2.《ネタバレ》 テオ・アンゲロプロスは「霧の中の風景」や「放送」は文句なしの傑作だと思うが、正直本作は言うほど傑作と呼べる映画だろうか。
確かに、素晴らしい映画だとは思う。 旅芸人の一座が時空を越えてギリシャの混乱期、戦争を交えた15年間を渡り歩くロード・ムービー。

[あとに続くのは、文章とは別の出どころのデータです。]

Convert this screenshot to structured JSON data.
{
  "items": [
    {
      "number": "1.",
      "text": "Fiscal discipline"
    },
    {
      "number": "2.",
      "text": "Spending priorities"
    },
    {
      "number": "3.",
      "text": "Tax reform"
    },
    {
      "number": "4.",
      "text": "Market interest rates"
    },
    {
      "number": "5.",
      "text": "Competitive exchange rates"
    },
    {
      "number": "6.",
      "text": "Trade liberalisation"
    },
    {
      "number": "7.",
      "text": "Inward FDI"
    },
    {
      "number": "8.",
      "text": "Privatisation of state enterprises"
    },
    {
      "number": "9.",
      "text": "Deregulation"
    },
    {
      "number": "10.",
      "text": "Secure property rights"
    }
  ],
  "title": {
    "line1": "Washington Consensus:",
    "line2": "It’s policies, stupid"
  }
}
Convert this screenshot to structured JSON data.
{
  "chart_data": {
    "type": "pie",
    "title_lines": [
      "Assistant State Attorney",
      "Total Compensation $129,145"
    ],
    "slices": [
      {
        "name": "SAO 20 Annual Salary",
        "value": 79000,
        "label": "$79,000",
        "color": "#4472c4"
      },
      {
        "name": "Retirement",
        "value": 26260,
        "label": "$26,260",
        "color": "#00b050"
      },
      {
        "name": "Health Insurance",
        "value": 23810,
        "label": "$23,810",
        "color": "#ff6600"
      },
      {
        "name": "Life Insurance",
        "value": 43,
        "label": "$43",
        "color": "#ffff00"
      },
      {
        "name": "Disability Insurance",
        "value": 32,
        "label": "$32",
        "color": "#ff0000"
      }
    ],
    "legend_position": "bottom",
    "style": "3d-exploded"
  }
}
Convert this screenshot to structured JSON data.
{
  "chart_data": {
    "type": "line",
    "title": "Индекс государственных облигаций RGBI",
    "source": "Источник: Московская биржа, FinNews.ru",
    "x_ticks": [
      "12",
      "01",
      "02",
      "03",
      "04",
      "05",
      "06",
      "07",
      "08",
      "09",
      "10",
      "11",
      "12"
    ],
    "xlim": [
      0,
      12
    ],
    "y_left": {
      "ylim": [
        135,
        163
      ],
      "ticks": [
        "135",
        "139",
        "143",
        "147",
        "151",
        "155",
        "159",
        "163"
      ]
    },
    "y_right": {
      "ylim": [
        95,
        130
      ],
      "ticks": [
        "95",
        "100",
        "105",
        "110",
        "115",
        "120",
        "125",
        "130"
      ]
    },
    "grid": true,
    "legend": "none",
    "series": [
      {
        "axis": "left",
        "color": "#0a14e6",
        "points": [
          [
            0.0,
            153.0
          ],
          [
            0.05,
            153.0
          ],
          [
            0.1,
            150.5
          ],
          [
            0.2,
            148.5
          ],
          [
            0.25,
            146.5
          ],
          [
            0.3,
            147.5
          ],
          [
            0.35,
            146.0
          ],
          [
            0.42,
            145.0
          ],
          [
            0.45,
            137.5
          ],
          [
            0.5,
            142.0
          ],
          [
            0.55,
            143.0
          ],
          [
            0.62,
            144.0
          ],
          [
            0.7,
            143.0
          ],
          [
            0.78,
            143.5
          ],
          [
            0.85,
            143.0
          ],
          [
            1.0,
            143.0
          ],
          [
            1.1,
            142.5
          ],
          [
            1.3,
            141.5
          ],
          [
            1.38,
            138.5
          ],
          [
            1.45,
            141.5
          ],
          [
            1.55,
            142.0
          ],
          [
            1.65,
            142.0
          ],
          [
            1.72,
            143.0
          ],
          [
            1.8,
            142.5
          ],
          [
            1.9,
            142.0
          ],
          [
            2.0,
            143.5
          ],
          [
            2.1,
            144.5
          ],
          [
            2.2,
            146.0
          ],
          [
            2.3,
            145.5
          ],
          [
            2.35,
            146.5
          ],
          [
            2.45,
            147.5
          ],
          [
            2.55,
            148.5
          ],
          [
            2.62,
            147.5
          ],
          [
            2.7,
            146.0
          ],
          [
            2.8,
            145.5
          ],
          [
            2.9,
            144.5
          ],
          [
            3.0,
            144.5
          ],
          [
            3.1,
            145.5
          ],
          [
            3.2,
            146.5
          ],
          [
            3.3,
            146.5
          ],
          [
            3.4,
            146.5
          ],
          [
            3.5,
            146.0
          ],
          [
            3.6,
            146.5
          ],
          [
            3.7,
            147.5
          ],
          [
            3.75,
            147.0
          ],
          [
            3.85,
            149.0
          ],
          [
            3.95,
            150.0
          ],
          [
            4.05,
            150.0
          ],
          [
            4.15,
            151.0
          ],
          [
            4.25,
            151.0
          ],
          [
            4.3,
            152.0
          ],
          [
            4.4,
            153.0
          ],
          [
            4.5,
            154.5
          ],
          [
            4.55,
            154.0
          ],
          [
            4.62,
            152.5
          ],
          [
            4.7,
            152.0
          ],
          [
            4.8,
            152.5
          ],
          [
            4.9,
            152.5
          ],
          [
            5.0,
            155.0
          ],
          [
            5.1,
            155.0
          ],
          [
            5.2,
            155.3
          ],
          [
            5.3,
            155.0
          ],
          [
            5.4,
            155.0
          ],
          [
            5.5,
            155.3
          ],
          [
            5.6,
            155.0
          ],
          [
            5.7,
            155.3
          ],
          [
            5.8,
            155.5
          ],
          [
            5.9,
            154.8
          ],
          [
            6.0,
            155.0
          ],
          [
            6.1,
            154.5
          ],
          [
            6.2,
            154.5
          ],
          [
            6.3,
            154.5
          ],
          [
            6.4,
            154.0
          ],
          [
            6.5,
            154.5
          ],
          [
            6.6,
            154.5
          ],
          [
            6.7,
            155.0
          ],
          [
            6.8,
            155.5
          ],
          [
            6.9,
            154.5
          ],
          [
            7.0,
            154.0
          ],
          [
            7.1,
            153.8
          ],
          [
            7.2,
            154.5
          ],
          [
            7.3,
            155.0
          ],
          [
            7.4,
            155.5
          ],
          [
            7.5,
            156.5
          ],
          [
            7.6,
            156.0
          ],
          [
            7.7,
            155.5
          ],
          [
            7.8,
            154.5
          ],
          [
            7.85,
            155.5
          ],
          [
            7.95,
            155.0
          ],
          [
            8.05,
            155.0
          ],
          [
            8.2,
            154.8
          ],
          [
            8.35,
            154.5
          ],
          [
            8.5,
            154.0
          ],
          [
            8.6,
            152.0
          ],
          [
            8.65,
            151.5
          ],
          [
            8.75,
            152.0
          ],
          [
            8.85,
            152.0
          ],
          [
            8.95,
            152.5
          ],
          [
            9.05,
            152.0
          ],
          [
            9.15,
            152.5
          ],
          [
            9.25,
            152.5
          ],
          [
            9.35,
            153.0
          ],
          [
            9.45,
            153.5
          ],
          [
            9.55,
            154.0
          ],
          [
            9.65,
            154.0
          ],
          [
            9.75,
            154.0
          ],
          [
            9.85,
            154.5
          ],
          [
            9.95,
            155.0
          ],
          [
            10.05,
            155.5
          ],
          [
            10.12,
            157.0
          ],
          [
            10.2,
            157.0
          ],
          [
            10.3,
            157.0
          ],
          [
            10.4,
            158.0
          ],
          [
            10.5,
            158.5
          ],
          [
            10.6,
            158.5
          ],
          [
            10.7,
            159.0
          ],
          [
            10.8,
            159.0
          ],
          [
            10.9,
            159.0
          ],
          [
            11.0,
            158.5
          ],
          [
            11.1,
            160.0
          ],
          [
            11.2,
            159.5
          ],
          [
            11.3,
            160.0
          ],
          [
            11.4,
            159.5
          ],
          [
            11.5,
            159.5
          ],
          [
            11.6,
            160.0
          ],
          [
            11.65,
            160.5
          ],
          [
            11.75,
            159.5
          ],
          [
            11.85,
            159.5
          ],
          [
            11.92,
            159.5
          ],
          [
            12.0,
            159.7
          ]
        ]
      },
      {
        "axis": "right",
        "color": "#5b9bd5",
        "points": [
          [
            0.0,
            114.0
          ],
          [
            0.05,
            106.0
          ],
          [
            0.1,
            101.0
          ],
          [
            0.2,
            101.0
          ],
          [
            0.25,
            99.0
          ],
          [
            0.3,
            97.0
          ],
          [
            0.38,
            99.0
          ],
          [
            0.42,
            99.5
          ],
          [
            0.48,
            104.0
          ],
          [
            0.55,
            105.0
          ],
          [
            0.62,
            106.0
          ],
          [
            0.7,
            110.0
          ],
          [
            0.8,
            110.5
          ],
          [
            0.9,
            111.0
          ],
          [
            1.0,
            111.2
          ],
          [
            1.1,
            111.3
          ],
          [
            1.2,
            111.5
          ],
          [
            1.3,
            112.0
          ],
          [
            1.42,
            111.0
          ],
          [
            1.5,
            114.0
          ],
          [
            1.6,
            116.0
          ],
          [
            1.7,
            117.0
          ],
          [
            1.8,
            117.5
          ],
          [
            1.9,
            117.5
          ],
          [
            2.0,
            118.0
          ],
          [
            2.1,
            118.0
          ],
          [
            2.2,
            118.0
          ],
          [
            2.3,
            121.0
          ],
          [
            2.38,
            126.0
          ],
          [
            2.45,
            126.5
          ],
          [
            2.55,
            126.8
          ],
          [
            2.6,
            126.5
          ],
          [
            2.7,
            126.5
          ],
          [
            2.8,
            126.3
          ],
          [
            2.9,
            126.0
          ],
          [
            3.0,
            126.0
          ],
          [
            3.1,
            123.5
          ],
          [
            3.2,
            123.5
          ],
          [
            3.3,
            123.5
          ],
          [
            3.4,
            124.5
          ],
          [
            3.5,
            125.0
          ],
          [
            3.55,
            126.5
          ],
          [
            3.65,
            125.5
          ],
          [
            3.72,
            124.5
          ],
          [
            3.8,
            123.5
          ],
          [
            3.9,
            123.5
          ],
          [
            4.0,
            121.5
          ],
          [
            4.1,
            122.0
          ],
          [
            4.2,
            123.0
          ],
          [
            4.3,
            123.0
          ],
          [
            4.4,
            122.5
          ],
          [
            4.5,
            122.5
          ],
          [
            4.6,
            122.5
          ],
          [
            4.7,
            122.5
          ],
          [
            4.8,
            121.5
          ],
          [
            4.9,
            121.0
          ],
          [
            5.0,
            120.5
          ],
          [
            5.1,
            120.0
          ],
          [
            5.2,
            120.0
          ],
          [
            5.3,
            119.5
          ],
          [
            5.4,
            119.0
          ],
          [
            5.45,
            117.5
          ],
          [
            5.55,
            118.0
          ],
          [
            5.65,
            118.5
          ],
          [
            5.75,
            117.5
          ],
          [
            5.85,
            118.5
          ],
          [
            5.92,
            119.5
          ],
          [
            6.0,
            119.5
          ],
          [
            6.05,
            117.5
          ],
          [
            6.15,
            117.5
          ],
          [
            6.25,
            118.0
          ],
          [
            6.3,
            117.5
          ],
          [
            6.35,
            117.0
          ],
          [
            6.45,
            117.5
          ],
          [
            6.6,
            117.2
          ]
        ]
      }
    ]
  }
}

戦争と密告で殺し合う一家の闘いはギャング映画のような壮絶さも感じるし、アンゲロプロスが危険をかいくぐって撮りあげたという鬼気迫る映像には敬意を表せざる負えない。
でも3時間50分は長すぎる。
dvdにしたって2時間チョイでようやくチェンジだ。それまでが大変だよ。
ところどころ楽しい大合唱や悲痛な場面があって胸に迫るものがあったが、あの馬鹿げた長回しは人を殺しにかかっているとしか思えない。
この映画のファンはこう言うだろう。
「感情移入やストーリーだけが映画じゃねんだよっ!」と。
だからって余りにロングショットで延々と撮るシーンが多すぎんだろうがあっ!!
アンゲロプロスにしたって「霧の中の風景」はロングとクローズのバランスが素晴らしかった。
だが、この映画は上映時間の長さに加えて戦争の悲惨さで心まで重くなる。
加えてカットが変わる事無く時代が変わるので、その辺で混乱をきたす人もいるだろう。
その混乱は旅一座が散々味わってきた苦しみでもあるし、この映画の殺人的な退屈さは、それを一緒に体験できるような感覚だ。
ラストの生き残った一座たちが、再び冒頭の駅に戻ってくるシーン。あの瞬間の言い知れぬ達成感・・・!あの瞬間を見るだけでもこの映画を見る価値はあるだろう。